The pilots had to stay aboard the blimp briefly after it crashed as rescue crews and Florida Power & Light workers shut off nearby power lines, said Coral Springs Fire-Rescue spokesman Mike Moser. He said the way the blimp came down "might have been intentional."
"They may have had the choice of fighting it [the weather] and landing on homes or putting it down where it's OK," Moser said. He said the blimp could have easily ended up on Sample Road or the Sawgrass Expressway.
"In my 28 years in South Florida, I've never seen anything like this," Moser said. He said he saw the blimp in the air about 30 minutes before it came down, and it appeared to be at a normal altitude.
Officials from the Federal Aviation Administration and National Transportation Safety Board were called to the scene. Police had to cordon off the area in every direction to keep onlookers away. The blimp's nose, still full of gases, could be seen poking over the top of the one-story storage building.
The blimp is based at the Pompano Beach Air Park. The 192-foot-long blimp is 50 feet wide and 59.5 feet tall. It is one of three blimps owned by Goodyear.
Goodyear company spokesman Jerry Jenkins said in a brief statement Thursday: "We're grateful there were no injuries onboard or on the ground. Following an investigation, more information will be released."
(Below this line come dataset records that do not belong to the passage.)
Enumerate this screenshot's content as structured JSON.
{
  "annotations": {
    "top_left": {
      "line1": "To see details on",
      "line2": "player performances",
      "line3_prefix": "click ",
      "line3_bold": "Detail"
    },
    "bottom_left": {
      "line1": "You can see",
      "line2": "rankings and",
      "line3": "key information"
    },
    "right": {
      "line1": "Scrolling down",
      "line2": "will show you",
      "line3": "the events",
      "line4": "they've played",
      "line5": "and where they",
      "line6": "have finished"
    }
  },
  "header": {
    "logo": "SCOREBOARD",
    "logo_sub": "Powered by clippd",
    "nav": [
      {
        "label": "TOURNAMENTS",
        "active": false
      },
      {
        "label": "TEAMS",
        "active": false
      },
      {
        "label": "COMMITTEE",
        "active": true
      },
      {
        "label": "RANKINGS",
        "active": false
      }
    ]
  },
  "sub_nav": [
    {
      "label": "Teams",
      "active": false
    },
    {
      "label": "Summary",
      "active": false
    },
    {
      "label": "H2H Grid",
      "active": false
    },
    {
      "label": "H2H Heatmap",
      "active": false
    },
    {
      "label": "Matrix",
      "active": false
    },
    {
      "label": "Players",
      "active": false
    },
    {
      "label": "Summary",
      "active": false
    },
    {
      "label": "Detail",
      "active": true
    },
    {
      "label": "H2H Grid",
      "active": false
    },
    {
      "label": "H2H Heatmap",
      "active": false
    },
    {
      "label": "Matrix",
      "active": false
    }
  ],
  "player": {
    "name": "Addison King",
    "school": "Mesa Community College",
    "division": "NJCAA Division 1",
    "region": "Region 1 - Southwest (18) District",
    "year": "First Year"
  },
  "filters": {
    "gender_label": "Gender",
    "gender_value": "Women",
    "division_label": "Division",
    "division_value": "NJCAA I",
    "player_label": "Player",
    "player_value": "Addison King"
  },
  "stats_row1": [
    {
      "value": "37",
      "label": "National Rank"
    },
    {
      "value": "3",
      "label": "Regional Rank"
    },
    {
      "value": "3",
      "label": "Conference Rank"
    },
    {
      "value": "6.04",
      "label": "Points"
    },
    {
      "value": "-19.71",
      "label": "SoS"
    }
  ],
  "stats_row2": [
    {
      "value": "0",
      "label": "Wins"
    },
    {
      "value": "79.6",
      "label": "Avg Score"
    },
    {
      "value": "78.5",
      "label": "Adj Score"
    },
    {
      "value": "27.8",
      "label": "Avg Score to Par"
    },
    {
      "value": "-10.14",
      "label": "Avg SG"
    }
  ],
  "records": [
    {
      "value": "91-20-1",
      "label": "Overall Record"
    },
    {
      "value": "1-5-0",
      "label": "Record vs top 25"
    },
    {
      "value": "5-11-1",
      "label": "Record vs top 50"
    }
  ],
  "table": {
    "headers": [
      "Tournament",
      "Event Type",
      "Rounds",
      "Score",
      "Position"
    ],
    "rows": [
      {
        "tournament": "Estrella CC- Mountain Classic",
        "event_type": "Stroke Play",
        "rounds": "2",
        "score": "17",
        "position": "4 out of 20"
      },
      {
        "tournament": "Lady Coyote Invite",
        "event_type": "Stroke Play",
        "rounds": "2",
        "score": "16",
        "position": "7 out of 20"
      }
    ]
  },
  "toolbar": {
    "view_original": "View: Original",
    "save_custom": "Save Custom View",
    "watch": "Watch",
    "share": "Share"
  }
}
Blimp crashes are rare, with only 23 reported since 1962, according to the National Transportation Safety Board crash database. The database shows Goodyear blimps have crashed on four occasions, the most recent in California in 2003 when a blimp slammed into a fence and lumber pile while trying to land.
Of the 1,400 homes that lost power because of the crash, 600 had their electricity quickly restored by rerouting the power, said Kathy Scott, spokeswoman for Florida Power & Light. She cautioned that the others might not be as fortunate.
"There may be some people who have an extended outage," Scott said, though she didn't have a timeline for repairs. "The pole is down."
Even hours after the blimp crash, witnesses were still amazed at what they saw.
Line cook Todd Ragin was in the kitchen of the Red Lobster at 2000 University Drive when he heard a boom he knew wasn't just thunder. He and his restaurant's general manager rushed outside and saw the descending blimp.
"I said, `Look the blimp is falling!' It was coming down real fast," Ragin said. "It was scary. I called 911 and told them a blimp was falling out of the sky and told them it was just behind the Red Lobster. I really thought there was going to be an explosion."